ECE 734 Project Proposal (10/2000)
Huaibin Yang, ID 9017919045
Emal:
A Survey of DDFS Architecture and Implementation
Background
Fast frequency switching is crucially important in modern wireless communication systems such as TDMA/CDMA digital cellular systems and spectrum-spread wireless LANs. For example, the TDMA system may require that the carrier frequency have to be switched during a signal slot, that is, the change must be accomplished within 100us. Linear phase shifting is also crucial in any system that uses phase shift keying modulation techniques. Such system includes IS-95, IS-94, GSM, DCS-1800, CDPD and several others.
Direct Digital Frequency Synthesizer (DDFS) can achieve fast frequency switching in small frequency steps, over a wide band. Also it provides linear phase and frequency shifting with good spectral purity. So, DDFS is best suited to use in the above communication systems. A further requirement for DDFS is low power consumption budget, especially for portable wireless terminals.
Motivation
I have discussed fundamental frequency synthesizer techniques, Phase Lock Loop (PLL) and DDFS in the ‘in-class presentation’, and focused on the basic DDFS architectures such as RAM-based and phase accumulated methods as well as some implementation examples of DDFS building blocks. A fully pipelined FA architecture for phase accumulator is presented. A simplified ROM look-up table model, aimed at reducing table size to meet power consumption budget in wireless transceivers, is introduced to give an overall conclusion that ROM size is one of the key considerations in DDFS implementation. Along this direction, I hope do more exploration on this special topic.
Project Objective
This course project intends to be survey type. I will focus to discuss the low power DDFS architecture and implementation.

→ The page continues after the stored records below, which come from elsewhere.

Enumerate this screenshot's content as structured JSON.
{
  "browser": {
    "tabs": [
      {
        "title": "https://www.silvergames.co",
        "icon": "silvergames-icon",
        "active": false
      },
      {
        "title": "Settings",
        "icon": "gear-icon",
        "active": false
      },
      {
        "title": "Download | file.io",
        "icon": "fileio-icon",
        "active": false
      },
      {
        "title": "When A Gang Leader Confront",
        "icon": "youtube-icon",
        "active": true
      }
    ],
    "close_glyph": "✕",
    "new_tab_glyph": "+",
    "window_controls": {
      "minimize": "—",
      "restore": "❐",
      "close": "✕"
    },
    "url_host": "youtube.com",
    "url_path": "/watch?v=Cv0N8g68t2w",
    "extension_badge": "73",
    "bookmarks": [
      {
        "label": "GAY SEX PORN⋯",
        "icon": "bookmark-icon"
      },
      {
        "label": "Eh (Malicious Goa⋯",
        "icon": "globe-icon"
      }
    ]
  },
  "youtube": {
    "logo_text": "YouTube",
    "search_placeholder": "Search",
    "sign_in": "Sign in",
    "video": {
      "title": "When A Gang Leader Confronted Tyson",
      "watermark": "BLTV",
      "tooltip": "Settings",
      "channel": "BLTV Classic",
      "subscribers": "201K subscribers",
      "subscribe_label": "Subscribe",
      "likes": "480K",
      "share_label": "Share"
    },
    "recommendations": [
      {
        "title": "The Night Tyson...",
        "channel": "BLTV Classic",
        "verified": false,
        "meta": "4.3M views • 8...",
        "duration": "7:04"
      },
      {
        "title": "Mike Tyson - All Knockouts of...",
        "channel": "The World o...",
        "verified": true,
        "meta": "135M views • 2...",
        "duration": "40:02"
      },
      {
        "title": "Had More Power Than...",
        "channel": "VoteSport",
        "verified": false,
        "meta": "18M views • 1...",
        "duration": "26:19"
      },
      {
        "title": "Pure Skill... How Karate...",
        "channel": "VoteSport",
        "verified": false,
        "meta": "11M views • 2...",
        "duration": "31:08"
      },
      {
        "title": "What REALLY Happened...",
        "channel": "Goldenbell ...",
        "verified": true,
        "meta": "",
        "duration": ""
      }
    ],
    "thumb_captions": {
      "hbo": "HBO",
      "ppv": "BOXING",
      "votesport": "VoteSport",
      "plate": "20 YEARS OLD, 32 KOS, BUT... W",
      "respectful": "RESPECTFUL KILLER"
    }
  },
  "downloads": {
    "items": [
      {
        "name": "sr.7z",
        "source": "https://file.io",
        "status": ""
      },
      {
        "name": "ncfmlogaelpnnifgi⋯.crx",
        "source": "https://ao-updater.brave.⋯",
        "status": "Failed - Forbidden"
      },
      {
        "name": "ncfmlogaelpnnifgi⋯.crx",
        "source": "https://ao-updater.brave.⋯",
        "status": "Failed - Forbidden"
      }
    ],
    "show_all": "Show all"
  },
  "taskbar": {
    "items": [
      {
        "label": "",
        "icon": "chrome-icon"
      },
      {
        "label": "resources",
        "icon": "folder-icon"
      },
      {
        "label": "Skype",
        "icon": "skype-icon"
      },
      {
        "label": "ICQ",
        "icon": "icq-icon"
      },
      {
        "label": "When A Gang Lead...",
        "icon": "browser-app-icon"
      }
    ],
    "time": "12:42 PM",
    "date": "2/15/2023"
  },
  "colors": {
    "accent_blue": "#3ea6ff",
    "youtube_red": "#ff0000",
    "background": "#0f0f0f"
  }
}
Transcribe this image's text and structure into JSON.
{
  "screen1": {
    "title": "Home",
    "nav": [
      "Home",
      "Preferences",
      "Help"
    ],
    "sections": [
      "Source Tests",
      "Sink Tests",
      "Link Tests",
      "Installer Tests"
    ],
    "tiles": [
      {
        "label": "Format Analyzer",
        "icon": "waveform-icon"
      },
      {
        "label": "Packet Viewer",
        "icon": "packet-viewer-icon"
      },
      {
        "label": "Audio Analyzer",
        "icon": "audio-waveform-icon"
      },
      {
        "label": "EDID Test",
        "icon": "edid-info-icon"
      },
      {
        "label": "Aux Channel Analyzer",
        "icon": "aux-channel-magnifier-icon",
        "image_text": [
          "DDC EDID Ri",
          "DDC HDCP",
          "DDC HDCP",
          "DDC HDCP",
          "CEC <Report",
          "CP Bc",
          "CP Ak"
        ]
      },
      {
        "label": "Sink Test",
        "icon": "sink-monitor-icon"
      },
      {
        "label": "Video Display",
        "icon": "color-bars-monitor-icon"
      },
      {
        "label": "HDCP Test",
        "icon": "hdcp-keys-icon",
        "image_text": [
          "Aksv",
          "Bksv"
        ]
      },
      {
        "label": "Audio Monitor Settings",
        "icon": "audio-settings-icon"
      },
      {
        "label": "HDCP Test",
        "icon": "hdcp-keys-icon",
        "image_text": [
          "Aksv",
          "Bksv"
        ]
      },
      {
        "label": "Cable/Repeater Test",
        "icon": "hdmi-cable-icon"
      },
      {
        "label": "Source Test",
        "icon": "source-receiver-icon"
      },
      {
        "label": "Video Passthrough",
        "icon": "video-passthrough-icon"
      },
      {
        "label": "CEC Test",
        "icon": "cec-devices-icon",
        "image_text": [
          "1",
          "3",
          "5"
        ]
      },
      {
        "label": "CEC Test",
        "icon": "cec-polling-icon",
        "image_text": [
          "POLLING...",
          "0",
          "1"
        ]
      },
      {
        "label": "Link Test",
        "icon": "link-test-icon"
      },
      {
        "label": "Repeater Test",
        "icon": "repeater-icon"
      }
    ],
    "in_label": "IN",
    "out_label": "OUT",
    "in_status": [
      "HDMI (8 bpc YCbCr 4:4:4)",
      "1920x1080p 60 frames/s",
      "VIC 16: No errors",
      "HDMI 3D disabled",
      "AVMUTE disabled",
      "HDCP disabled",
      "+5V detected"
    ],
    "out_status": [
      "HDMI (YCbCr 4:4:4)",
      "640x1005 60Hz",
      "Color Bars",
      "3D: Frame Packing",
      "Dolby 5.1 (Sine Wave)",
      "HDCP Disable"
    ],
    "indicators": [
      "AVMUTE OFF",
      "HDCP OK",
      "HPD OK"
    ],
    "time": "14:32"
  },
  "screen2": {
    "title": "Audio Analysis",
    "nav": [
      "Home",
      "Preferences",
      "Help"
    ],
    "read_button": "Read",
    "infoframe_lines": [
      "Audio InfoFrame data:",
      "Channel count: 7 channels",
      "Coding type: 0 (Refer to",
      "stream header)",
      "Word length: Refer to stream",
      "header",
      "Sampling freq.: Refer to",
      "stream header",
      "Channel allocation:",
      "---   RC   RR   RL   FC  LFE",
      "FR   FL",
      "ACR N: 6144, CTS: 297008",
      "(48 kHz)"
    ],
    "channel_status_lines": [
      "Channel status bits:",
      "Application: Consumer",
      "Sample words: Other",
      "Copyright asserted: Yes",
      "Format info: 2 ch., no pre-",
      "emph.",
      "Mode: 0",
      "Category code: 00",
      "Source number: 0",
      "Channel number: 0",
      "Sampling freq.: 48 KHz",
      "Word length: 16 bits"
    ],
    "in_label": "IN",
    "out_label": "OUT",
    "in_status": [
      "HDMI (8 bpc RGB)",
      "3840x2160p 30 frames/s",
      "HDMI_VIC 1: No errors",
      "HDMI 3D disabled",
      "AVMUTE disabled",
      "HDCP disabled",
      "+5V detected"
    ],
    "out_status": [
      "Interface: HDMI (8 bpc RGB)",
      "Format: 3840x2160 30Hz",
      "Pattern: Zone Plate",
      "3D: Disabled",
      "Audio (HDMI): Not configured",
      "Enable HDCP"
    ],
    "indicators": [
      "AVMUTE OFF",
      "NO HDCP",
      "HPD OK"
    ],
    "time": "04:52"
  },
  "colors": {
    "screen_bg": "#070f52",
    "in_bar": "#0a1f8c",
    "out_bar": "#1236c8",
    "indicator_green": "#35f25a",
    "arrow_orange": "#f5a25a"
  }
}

In the first part of the project, basic DDFS concept, design and performance analysis will be presented based on some frequency synthesizer books ([1], [2]). Then I will review some “classic” papers ([3], [4]) in terms of a historical view to understand DDFS technology development and new ideas (almost all papers about DDFS cite [3] at the first place). Then with above background knowledge, the main part of the project comes to explore the most newly papers ([5], [6], [7], [8], [9], some will be added into this list during the progress of the project), which bring new architectures and implementations to reduce power consumption of DDFS in wireless applications. The book ([10]) addresses almost every topic about DDFS and collects the bunch of papers before 1996. It is a good reference if extending the discussion of DDFS further not only for low power implementation. Conclusion and some discussions will be given in the last part of project report.
PROJECT REPORT
ABSTRACT
Direct Digital Frequency Synthesizer (DDFS) can achieve fast frequency switching in small frequency steps, over a wide band. Also it provides linear phase and frequency shifting with good spectral purity. J.Tierney proposed the DDFS idea in 1971[3]. With development of VLSI technology and requirement of modern communication systems, since 1980’s, DDFSs have been widely used in wireless transceivers and many kinds of frequency synthesizer systems especially which impose high demands on frequency synthesizer’ agility.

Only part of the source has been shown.